How has the COVID-19 pandemic affected operations in your class and at the school’s Hyde Park Campus?

We have to wear a mask and a shield, and get a temperature check. It’s working out okay. It’s hard to talk with all that stuff on. The students aren’t used to talking in front of groups to begin with; it’s harder for them. We have microphones that we are starting to implement with wireless speakers. I was furloughed for the first time in my life from early April to the beginning of August.  They had us take two weeks of summer vacation, which was okay because, you know, we got paid.  We taught part of each class online for four or five weeks; we’ve been doing live teaching ever since early August.  I’m happy that I’m still teaching.

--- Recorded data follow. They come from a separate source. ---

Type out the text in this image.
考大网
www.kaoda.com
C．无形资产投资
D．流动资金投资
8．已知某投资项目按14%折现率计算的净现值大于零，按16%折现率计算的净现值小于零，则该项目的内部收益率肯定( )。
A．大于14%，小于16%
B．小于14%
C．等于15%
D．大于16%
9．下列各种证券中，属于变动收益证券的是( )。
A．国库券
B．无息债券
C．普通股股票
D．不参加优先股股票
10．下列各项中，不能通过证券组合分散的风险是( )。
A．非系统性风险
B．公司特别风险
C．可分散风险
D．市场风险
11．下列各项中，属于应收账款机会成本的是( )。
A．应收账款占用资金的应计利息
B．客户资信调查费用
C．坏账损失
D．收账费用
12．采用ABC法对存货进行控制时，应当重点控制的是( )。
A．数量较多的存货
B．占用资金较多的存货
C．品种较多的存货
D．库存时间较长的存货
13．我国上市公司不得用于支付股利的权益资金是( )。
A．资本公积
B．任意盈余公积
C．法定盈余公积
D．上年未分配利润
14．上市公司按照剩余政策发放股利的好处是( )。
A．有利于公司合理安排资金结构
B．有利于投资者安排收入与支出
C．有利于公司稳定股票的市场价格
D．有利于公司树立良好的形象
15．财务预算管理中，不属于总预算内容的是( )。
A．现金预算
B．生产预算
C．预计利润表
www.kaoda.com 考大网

As they leave the more protected environment of a college campus and enter a competitive industry, what advice would you offer students from minority ethnic backgrounds?    

For me, for many umpteen years I was one of only two African-American chef instructors at the CIA.  We just hired two more African Americans recently. One’s in the baking department – he’s a former student of mine.  We have a woman – she’s a graduate – who’s going to be teaching culinary.  When students talk about me, they don’t mention anything about my shade. They mention maybe how I talk, and how tall I am. There’s always some prejudice, chauvinism; you look at the history of chefs and what gender and what race they typically have been. That’s changing a lot.  You have to put your head down and  just do a good job preparing good food, and when the opportunity for promotion comes, it’s really, can you put the food on the table that justifies that promotion. There are some things you may not be able to get around, and that’s why some people have to change their job. That’s what’s going to help you to succeed, having the good skill set, having the dedication.

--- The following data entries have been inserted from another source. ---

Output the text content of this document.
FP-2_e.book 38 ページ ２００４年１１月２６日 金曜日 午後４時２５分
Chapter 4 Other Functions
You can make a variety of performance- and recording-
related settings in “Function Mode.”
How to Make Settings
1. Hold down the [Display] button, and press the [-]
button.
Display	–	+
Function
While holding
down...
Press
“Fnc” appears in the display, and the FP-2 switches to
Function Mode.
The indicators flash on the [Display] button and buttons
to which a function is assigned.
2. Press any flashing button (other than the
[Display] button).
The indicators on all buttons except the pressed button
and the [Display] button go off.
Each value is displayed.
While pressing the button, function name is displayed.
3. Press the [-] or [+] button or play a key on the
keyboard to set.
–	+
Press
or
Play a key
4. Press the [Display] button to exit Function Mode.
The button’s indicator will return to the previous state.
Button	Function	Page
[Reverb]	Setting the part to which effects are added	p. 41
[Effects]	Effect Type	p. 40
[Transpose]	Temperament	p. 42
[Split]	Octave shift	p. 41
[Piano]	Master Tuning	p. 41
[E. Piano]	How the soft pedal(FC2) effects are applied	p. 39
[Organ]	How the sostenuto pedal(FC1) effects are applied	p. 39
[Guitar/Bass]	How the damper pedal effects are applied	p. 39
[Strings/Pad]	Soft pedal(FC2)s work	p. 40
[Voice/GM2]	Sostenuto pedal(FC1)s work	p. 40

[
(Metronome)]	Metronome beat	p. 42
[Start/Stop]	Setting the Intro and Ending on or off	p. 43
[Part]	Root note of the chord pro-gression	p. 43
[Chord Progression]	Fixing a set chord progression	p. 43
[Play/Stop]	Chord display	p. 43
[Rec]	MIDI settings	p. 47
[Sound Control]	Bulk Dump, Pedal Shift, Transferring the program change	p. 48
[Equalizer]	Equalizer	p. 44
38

 How do you balance your work and home life?

A lot of it is coming home – I’ve got the animals right here, two dogs and a cat.  I do ride a bicycle.  Doing something that’s not food related whatsoever.  Hanging out at the bike shop and building wheels for bicyclists. I like doing that, it involves a lot of concentration, but it’s good relaxation for me. You’ve got to do something; you’ve got to get away from the industry, whether its mediation or yoga or just going for a walk. You don’t want to be over-consumed with the business.  It might just be going home to your family.  It’s just my wife and I and the animals.  It works.  We have a home, and we’re able to put food on the table and feed the animals.

Genevieve Sawyer
Genevieve Sawyer
Genevieve Sawyer is a freelance food writer who graduated from the Culinary Institute of America in 2009. She is the co-author of The Rookwood Inn’s Guide to Devouring the Berkshires – One Cultural Bite at a Time and is also an expert in the care of horses and the maintenance of horse farms.